Aquella mañana era como cuando sabes que solo te quedan los últimos bocados de un dulce realmente sabroso, y entonces pinchas un trozo con suavidad, te lo metes en la boca, y lo saboreas despacio, atenta a los matices.
Y en eso estaba, disfrutando, cuando pasó.
Quizás no presté atención a la pendiente y a la velocidad creciente que esta imprimía a la bicicleta. Entonces apareció el bache, y en un instante de esos larguísimos me di cuenta de que a esa velocidad no podía sortearlo, y se impuso la realidad de ser una ciclista inexperta, y apreté el freno equivocado, y la rueda de atrás osciló buscando espacio para rodar, y sentí miedo, y escuché a Asier gritar, y aterricé sobre el asfalto.
Un instante tonto que primero pareció ser no muy trascendente, y que, sin embargo, estrelló el riquísimo final de aquellos días contra el suelo.
Aún así cruzamos la frontera, y entré pedaleando en Guatemala convenciéndome de que aquello no era nada, y tratando de volver a centrar mis sentidos en el verde, en los rostros, en las pequeñas abarroterías y los anuncios de sodas ahora ya conocidas. Llovía muy ligeramente y todo estaba brillante. Pero tras una breve comida al borde del camino, en Jocotán, el intenso dolor en la muñeca derecha se convirtió en una certeza imposible de obviar. Con cabezonería infantil volvimos a subirnos a la bicicleta, solo para tener que bajarnos definitivamente unos kilómetros más arriba. En el microbús al que subimos nos sentamos en la última fila, y en la intimidad que te da compartir el asiento con otras tres personas a las que no conoces de nada lloré como una niña.

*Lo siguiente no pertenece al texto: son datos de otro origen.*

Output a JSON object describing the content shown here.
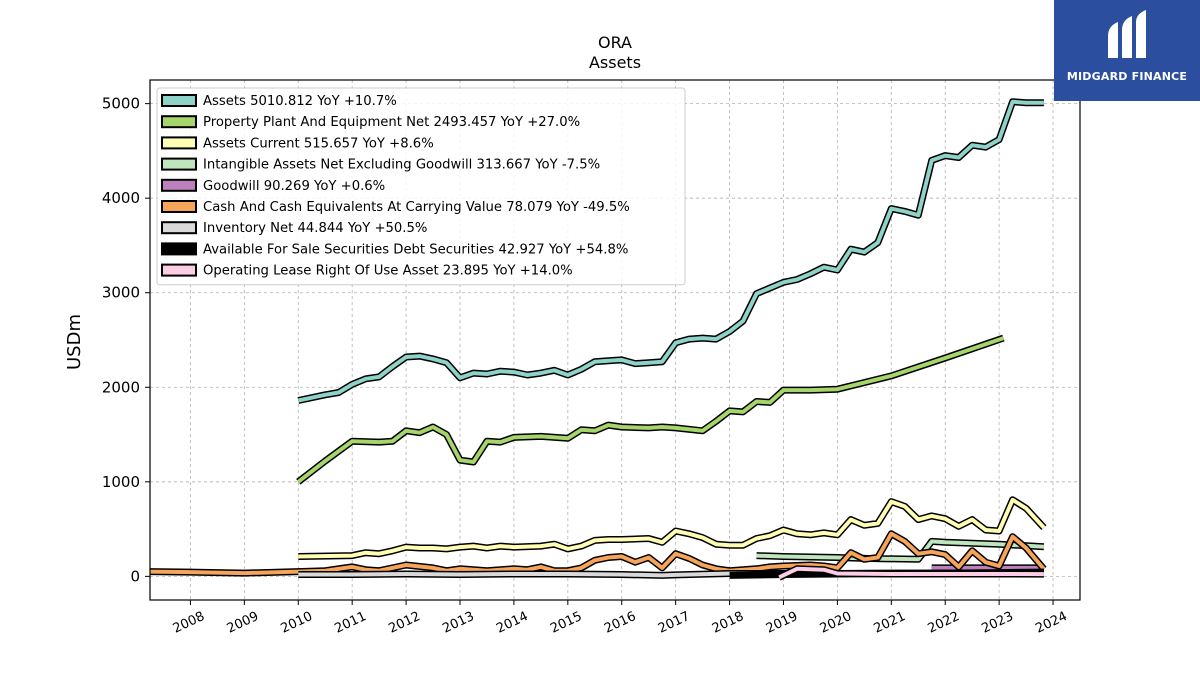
{
  "chart_data": {
    "type": "line",
    "title": "ORA",
    "subtitle": "Assets",
    "xlabel": "",
    "ylabel": "USDm",
    "xlim": [
      2007.25,
      2024.5
    ],
    "ylim": [
      -250,
      5250
    ],
    "x_ticks": [
      "2008",
      "2009",
      "2010",
      "2011",
      "2012",
      "2013",
      "2014",
      "2015",
      "2016",
      "2017",
      "2018",
      "2019",
      "2020",
      "2021",
      "2022",
      "2023",
      "2024"
    ],
    "y_ticks": [
      "0",
      "1000",
      "2000",
      "3000",
      "4000",
      "5000"
    ],
    "grid": true,
    "legend_position": "top-left",
    "series": [
      {
        "name": "Assets",
        "legend": "Assets  5010.812 YoY +10.7%",
        "color": "#8dd3c7",
        "points": [
          [
            2010.0,
            1860
          ],
          [
            2010.5,
            1920
          ],
          [
            2010.75,
            1945
          ],
          [
            2011.0,
            2030
          ],
          [
            2011.25,
            2090
          ],
          [
            2011.5,
            2110
          ],
          [
            2011.75,
            2220
          ],
          [
            2012.0,
            2320
          ],
          [
            2012.25,
            2330
          ],
          [
            2012.5,
            2300
          ],
          [
            2012.75,
            2260
          ],
          [
            2013.0,
            2100
          ],
          [
            2013.25,
            2150
          ],
          [
            2013.5,
            2140
          ],
          [
            2013.75,
            2170
          ],
          [
            2014.0,
            2160
          ],
          [
            2014.25,
            2130
          ],
          [
            2014.5,
            2150
          ],
          [
            2014.75,
            2180
          ],
          [
            2015.0,
            2130
          ],
          [
            2015.25,
            2190
          ],
          [
            2015.5,
            2270
          ],
          [
            2015.75,
            2280
          ],
          [
            2016.0,
            2290
          ],
          [
            2016.25,
            2250
          ],
          [
            2016.5,
            2260
          ],
          [
            2016.75,
            2270
          ],
          [
            2017.0,
            2470
          ],
          [
            2017.25,
            2510
          ],
          [
            2017.5,
            2520
          ],
          [
            2017.75,
            2510
          ],
          [
            2018.0,
            2590
          ],
          [
            2018.25,
            2700
          ],
          [
            2018.5,
            2990
          ],
          [
            2018.75,
            3050
          ],
          [
            2019.0,
            3110
          ],
          [
            2019.25,
            3140
          ],
          [
            2019.5,
            3200
          ],
          [
            2019.75,
            3270
          ],
          [
            2020.0,
            3240
          ],
          [
            2020.25,
            3460
          ],
          [
            2020.5,
            3430
          ],
          [
            2020.75,
            3530
          ],
          [
            2021.0,
            3890
          ],
          [
            2021.25,
            3860
          ],
          [
            2021.5,
            3820
          ],
          [
            2021.75,
            4400
          ],
          [
            2022.0,
            4450
          ],
          [
            2022.25,
            4430
          ],
          [
            2022.5,
            4560
          ],
          [
            2022.75,
            4540
          ],
          [
            2023.0,
            4620
          ],
          [
            2023.25,
            5020
          ],
          [
            2023.5,
            5010
          ],
          [
            2023.83,
            5010
          ]
        ]
      },
      {
        "name": "Property Plant And Equipment Net",
        "legend": "Property Plant And Equipment Net  2493.457 YoY +27.0%",
        "color": "#a6d56b",
        "points": [
          [
            2010.0,
            1000
          ],
          [
            2010.5,
            1220
          ],
          [
            2011.0,
            1430
          ],
          [
            2011.5,
            1420
          ],
          [
            2011.75,
            1430
          ],
          [
            2012.0,
            1540
          ],
          [
            2012.25,
            1520
          ],
          [
            2012.5,
            1580
          ],
          [
            2012.75,
            1500
          ],
          [
            2013.0,
            1230
          ],
          [
            2013.25,
            1210
          ],
          [
            2013.5,
            1430
          ],
          [
            2013.75,
            1420
          ],
          [
            2014.0,
            1470
          ],
          [
            2014.5,
            1480
          ],
          [
            2015.0,
            1460
          ],
          [
            2015.25,
            1550
          ],
          [
            2015.5,
            1540
          ],
          [
            2015.75,
            1600
          ],
          [
            2016.0,
            1580
          ],
          [
            2016.5,
            1570
          ],
          [
            2016.75,
            1580
          ],
          [
            2017.0,
            1570
          ],
          [
            2017.5,
            1540
          ],
          [
            2017.75,
            1640
          ],
          [
            2018.0,
            1750
          ],
          [
            2018.25,
            1740
          ],
          [
            2018.5,
            1850
          ],
          [
            2018.75,
            1840
          ],
          [
            2019.0,
            1970
          ],
          [
            2019.5,
            1970
          ],
          [
            2020.0,
            1980
          ],
          [
            2021.0,
            2120
          ],
          [
            2022.0,
            2310
          ],
          [
            2023.08,
            2520
          ]
        ]
      },
      {
        "name": "Assets Current",
        "legend": "Assets Current  515.657 YoY +8.6%",
        "color": "#ffffb3",
        "points": [
          [
            2010.0,
            210
          ],
          [
            2011.0,
            220
          ],
          [
            2011.25,
            250
          ],
          [
            2011.5,
            240
          ],
          [
            2011.75,
            270
          ],
          [
            2012.0,
            310
          ],
          [
            2012.25,
            300
          ],
          [
            2012.5,
            300
          ],
          [
            2012.75,
            290
          ],
          [
            2013.0,
            310
          ],
          [
            2013.25,
            320
          ],
          [
            2013.5,
            300
          ],
          [
            2013.75,
            320
          ],
          [
            2014.0,
            310
          ],
          [
            2014.5,
            320
          ],
          [
            2014.75,
            340
          ],
          [
            2015.0,
            290
          ],
          [
            2015.25,
            320
          ],
          [
            2015.5,
            380
          ],
          [
            2015.75,
            390
          ],
          [
            2016.0,
            390
          ],
          [
            2016.5,
            400
          ],
          [
            2016.75,
            360
          ],
          [
            2017.0,
            480
          ],
          [
            2017.25,
            450
          ],
          [
            2017.5,
            410
          ],
          [
            2017.75,
            340
          ],
          [
            2018.0,
            330
          ],
          [
            2018.25,
            330
          ],
          [
            2018.5,
            400
          ],
          [
            2018.75,
            430
          ],
          [
            2019.0,
            490
          ],
          [
            2019.25,
            450
          ],
          [
            2019.5,
            440
          ],
          [
            2019.75,
            460
          ],
          [
            2020.0,
            440
          ],
          [
            2020.25,
            600
          ],
          [
            2020.5,
            540
          ],
          [
            2020.75,
            560
          ],
          [
            2021.0,
            790
          ],
          [
            2021.25,
            740
          ],
          [
            2021.5,
            600
          ],
          [
            2021.75,
            640
          ],
          [
            2022.0,
            610
          ],
          [
            2022.25,
            530
          ],
          [
            2022.5,
            600
          ],
          [
            2022.75,
            490
          ],
          [
            2023.0,
            480
          ],
          [
            2023.25,
            810
          ],
          [
            2023.5,
            720
          ],
          [
            2023.83,
            516
          ]
        ]
      },
      {
        "name": "Intangible Assets Net Excluding Goodwill",
        "legend": "Intangible Assets Net Excluding Goodwill  313.667 YoY -7.5%",
        "color": "#bfe5bd",
        "points": [
          [
            2018.5,
            220
          ],
          [
            2019.0,
            210
          ],
          [
            2020.0,
            200
          ],
          [
            2020.5,
            190
          ],
          [
            2021.5,
            180
          ],
          [
            2021.75,
            370
          ],
          [
            2022.0,
            360
          ],
          [
            2023.0,
            340
          ],
          [
            2023.83,
            314
          ]
        ]
      },
      {
        "name": "Goodwill",
        "legend": "Goodwill  90.269 YoY +0.6%",
        "color": "#bc80bd",
        "points": [
          [
            2021.75,
            90
          ],
          [
            2022.5,
            90
          ],
          [
            2023.0,
            90
          ],
          [
            2023.83,
            90
          ]
        ]
      },
      {
        "name": "Cash And Cash Equivalents At Carrying Value",
        "legend": "Cash And Cash Equivalents At Carrying Value  78.079 YoY -49.5%",
        "color": "#f6a45a",
        "points": [
          [
            2007.25,
            50
          ],
          [
            2008.0,
            45
          ],
          [
            2009.0,
            35
          ],
          [
            2010.0,
            50
          ],
          [
            2010.5,
            60
          ],
          [
            2011.0,
            100
          ],
          [
            2011.25,
            70
          ],
          [
            2011.5,
            60
          ],
          [
            2012.0,
            120
          ],
          [
            2012.5,
            90
          ],
          [
            2012.75,
            60
          ],
          [
            2013.0,
            80
          ],
          [
            2013.5,
            60
          ],
          [
            2014.0,
            80
          ],
          [
            2014.25,
            70
          ],
          [
            2014.5,
            100
          ],
          [
            2014.75,
            60
          ],
          [
            2015.0,
            60
          ],
          [
            2015.25,
            90
          ],
          [
            2015.5,
            170
          ],
          [
            2015.75,
            200
          ],
          [
            2016.0,
            210
          ],
          [
            2016.25,
            150
          ],
          [
            2016.5,
            200
          ],
          [
            2016.75,
            90
          ],
          [
            2017.0,
            240
          ],
          [
            2017.25,
            190
          ],
          [
            2017.5,
            120
          ],
          [
            2017.75,
            80
          ],
          [
            2018.0,
            60
          ],
          [
            2018.5,
            80
          ],
          [
            2018.75,
            100
          ],
          [
            2019.0,
            110
          ],
          [
            2019.5,
            120
          ],
          [
            2019.75,
            110
          ],
          [
            2020.0,
            90
          ],
          [
            2020.25,
            250
          ],
          [
            2020.5,
            180
          ],
          [
            2020.75,
            200
          ],
          [
            2021.0,
            450
          ],
          [
            2021.25,
            370
          ],
          [
            2021.5,
            240
          ],
          [
            2021.75,
            260
          ],
          [
            2022.0,
            230
          ],
          [
            2022.25,
            100
          ],
          [
            2022.5,
            270
          ],
          [
            2022.75,
            150
          ],
          [
            2023.0,
            110
          ],
          [
            2023.25,
            420
          ],
          [
            2023.5,
            300
          ],
          [
            2023.83,
            78
          ]
        ]
      },
      {
        "name": "Inventory Net",
        "legend": "Inventory Net  44.844 YoY +50.5%",
        "color": "#d9d9d9",
        "points": [
          [
            2010.0,
            20
          ],
          [
            2011.0,
            20
          ],
          [
            2012.0,
            25
          ],
          [
            2013.0,
            20
          ],
          [
            2014.0,
            25
          ],
          [
            2015.0,
            25
          ],
          [
            2016.0,
            20
          ],
          [
            2016.75,
            10
          ],
          [
            2017.0,
            15
          ],
          [
            2018.0,
            30
          ],
          [
            2019.0,
            30
          ],
          [
            2020.0,
            30
          ],
          [
            2021.0,
            35
          ],
          [
            2022.0,
            35
          ],
          [
            2023.0,
            40
          ],
          [
            2023.83,
            45
          ]
        ]
      },
      {
        "name": "Available For Sale Securities Debt Securities",
        "legend": "Available For Sale Securities Debt Securities  42.927 YoY +54.8%",
        "color": "#000000",
        "points": [
          [
            2018.0,
            10
          ],
          [
            2019.0,
            20
          ],
          [
            2020.0,
            25
          ],
          [
            2021.0,
            30
          ],
          [
            2022.0,
            35
          ],
          [
            2023.0,
            30
          ],
          [
            2023.83,
            43
          ]
        ]
      },
      {
        "name": "Operating Lease Right Of Use Asset",
        "legend": "Operating Lease Right Of Use Asset  23.895 YoY +14.0%",
        "color": "#fccde5",
        "points": [
          [
            2018.92,
            -10
          ],
          [
            2019.25,
            80
          ],
          [
            2019.75,
            70
          ],
          [
            2020.0,
            30
          ],
          [
            2021.0,
            25
          ],
          [
            2022.0,
            25
          ],
          [
            2023.0,
            25
          ],
          [
            2023.83,
            24
          ]
        ]
      }
    ]
  },
  "branding": {
    "logo_text": "MIDGARD FINANCE",
    "logo_color": "#2b4f9e"
  }
}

En Chiquimula descubrimos que, por supuesto, el seguro de viaje que teníamos incluía una desconocida franquicia que, de facto, eran todos los gastos que nos cobraron en aquel hospital caquero en el que había una bonita fuente de piedra con helechos en el centro del edificio, pero ningún especialista de guardia. Un hospital caro del que salí sin ninguna certeza, tras una placa de rayos X que no me dejaron conservar, la visita de un joven médico residente visiblemente alarmado por mis conocimientos sobre antiinflamatorios, y el informe de un traumatólogo al que ni yo no había visto, ni él me había visto a mí. Salimos de allí arrastrando las bicis por las calles de Chiquimula, en busca de una pensión donde descansar, y encontramos, de casualidad, la clínica de mi invisible traumatólogo. En una pequeña recepción esperaban unos quince adultos, y media docena de niños. Todos en silencio. Me acerqué a la secretaria, le mostré el informe del hospital y le susurre que me gustaría poder ver al mencionado doctor. Me senté en la última silla que quedaba libre, y minutos después, a todas aquellas personas que a saber desde cuando pacientemente esperaban les pareció perfectamente normal que yo, la última en llegar pero la única extranjera, fuera la siguiente en pasar.
No, el regreso a Guatemala no fue fácil. El pulman nos dejó en Central Norte y entramos en la ciudad empujando trabajosamente nuestras bicicletas durante ocho kilómetros, atravesando la zona 18, entre el humo y el ruido de las camionetas. Sin embargo, esos últimos kilómetros no puede borrar la felicidad de estos días de bicicleta. Una felicidad intensa y tan franca que, de hecho, se me escapaba por la garganta y me hacía cantar. Yo canto fatal, no tengo ni voz ni ningún sentido del ritmo, y no recuerdo la letra de casi ninguna canción, pero eso es lo de menos… durante muchos días he cantado alto y sin complejos, inventando historias y estrofas a cada pedaleada con las cosas que iban apareciendo en el camino. ¿Cuándo fue la última vez que se sintieron tan tan bien que no han podido controlar el impulso de cantar alto cualquier cosa? Yo creo que así, con tanta intensidad y durante tanto tiempo, no me pasaba desde niña.